I’m pleased to present a guest blog post from former NWS hydrologist John Feldt of Blue Water Outlook, discussing the impact of Hurricane Harvey on agriculture across the US. Tomorrow I will look at news reports on impacts of Harvey’s rainfall on agriculture across Texas.
Past Rainfall Totals
To date, rainfall associated with Harvey has primarily impacted livestock and hay-growing regions of Southeast Texas. An estimated 1.2 million head of cattle are within the core of heaviest rain.
Hurricane Harvey will start to lift northeast and accelerate later this week spreading heavy rain further inland. Note the large path cone by the weekend indicating a significant degree of uncertainty.
Tropical Storm Harvey Moves Further Inland
Heaviest rain, in some cased above 8 inches, can be expected over Southeast Texas, Louisiana, Arkansas, Mississippi, and parts of Tennessee, Kentucky, Alabama, Georgia, and Northwest Florida.
Total Rainfall Forecast
Impact on Livestock
Harvey’s future track will remain outside of the primary Great Plains livestock region but it could result in heavy rain over scattered livestock regions over the South Central U.S. and the Tennessee and Ohio River Valleys.
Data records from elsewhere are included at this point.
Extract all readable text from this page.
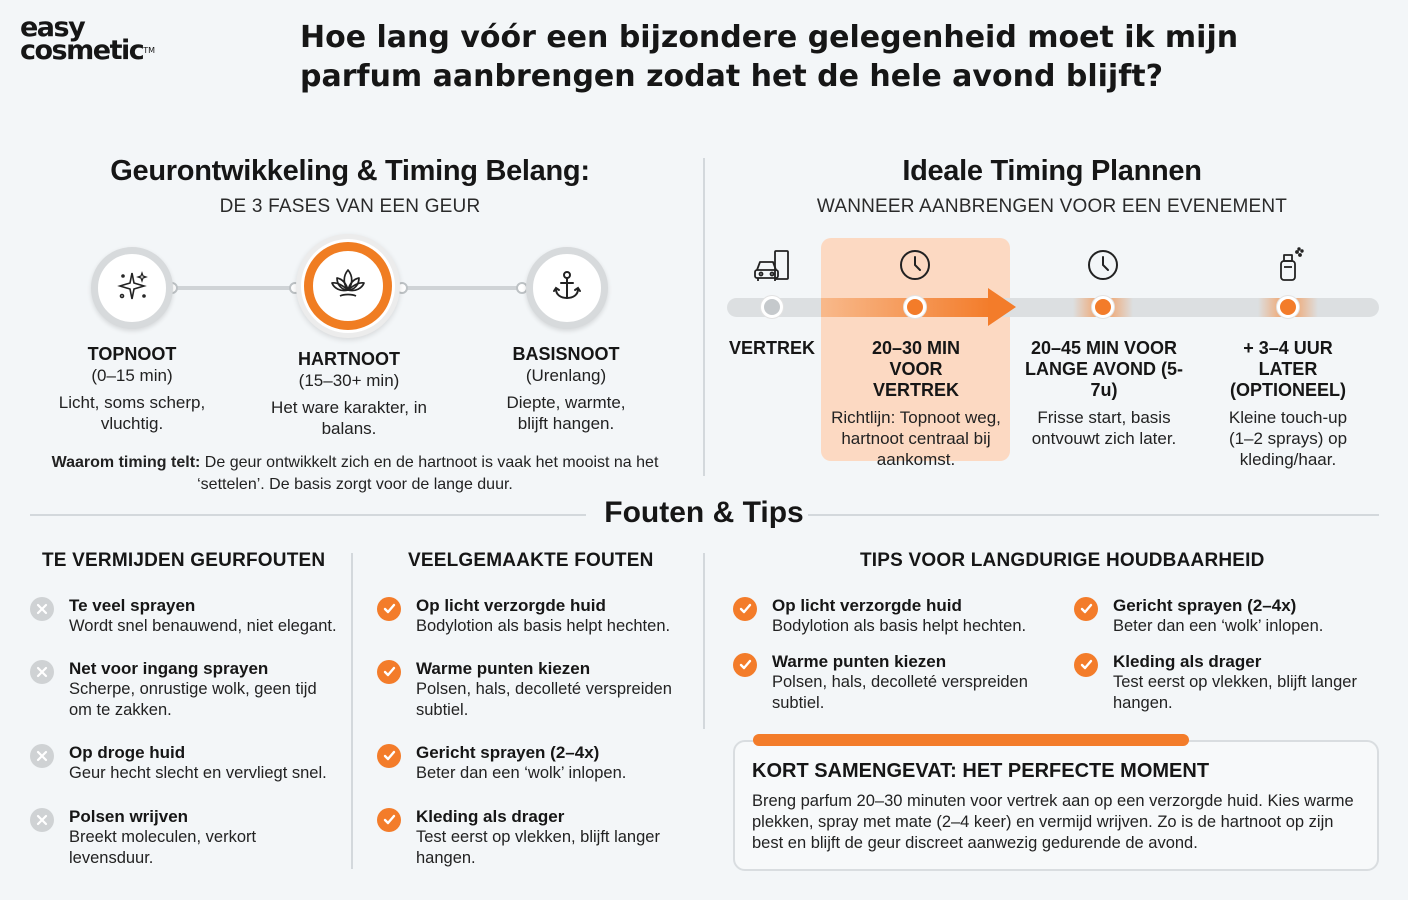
easy
cosmetic™	Hoe lang vóór een bijzondere gelegenheid moet ik mijn parfum aanbrengen zodat het de hele avond blijft?
Geurontwikkeling & Timing Belang:
DE 3 FASES VAN EEN GEUR
TOPNOOT
(0–15 min)
Licht, soms scherp, vluchtig.
HARTNOOT
(15–30+ min)
Het ware karakter, in balans.
BASISNOOT
(Urenlang)
Diepte, warmte, blijft hangen.
Waarom timing telt: De geur ontwikkelt zich en de hartnoot is vaak het mooist na het ‘settelen’. De basis zorgt voor de lange duur.
Ideale Timing Plannen
WANNEER AANBRENGEN VOOR EEN EVENEMENT
VERTREK	20–30 MIN VOOR VERTREK
Richtlijn: Topnoot weg, hartnoot centraal bij aankomst.
20–45 MIN VOOR LANGE AVOND (5-7u)
Frisse start, basis ontvouwt zich later.
+ 3–4 UUR LATER (OPTIONEEL)
Kleine touch-up (1–2 sprays) op kleding/haar.
Fouten & Tips
TE VERMIJDEN GEURFOUTEN
Te veel sprayen
Wordt snel benauwend, niet elegant.
Net voor ingang sprayen
Scherpe, onrustige wolk, geen tijd om te zakken.
Op droge huid
Geur hecht slecht en vervliegt snel.
Polsen wrijven
Breekt moleculen, verkort levensduur.
VEELGEMAAKTE FOUTEN
Op licht verzorgde huid
Bodylotion als basis helpt hechten.
Warme punten kiezen
Polsen, hals, decolleté verspreiden subtiel.
Gericht sprayen (2–4x)
Beter dan een ‘wolk’ inlopen.
Kleding als drager
Test eerst op vlekken, blijft langer hangen.
TIPS VOOR LANGDURIGE HOUDBAARHEID
Op licht verzorgde huid
Bodylotion als basis helpt hechten.
Gericht sprayen (2–4x)
Beter dan een ‘wolk’ inlopen.
Warme punten kiezen
Polsen, hals, decolleté verspreiden subtiel.
Kleding als drager
Test eerst op vlekken, blijft langer hangen.
KORT SAMENGEVAT: HET PERFECTE MOMENT
Breng parfum 20–30 minuten voor vertrek aan op een verzorgde huid. Kies warme plekken, spray met mate (2–4 keer) en vermijd wrijven. Zo is de hartnoot op zijn best en blijft de geur discreet aanwezig gedurende de avond.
Harvey’s Track and Key Livestock Areas
Prime Mississippi Delta Growing Region Impacts
While the primary corn belt will be outside the heaviest rain, some corn-production will be impacted. Corn-growing regions within the red line, including the Mississippi River Agriculture Lowlands south of Cairo, could receive the most rain.
While some areas are trending dry and could use additional rain, the core of heaviest rain with Harvey could result in widespread pooling of water and field inundation over the Mississippi Delta region.
Impacts To The Primary U.S. Corn Belt
Based on the current forecast track, the primary Midwest corn belt should remain outside the core of heaviest rainfall.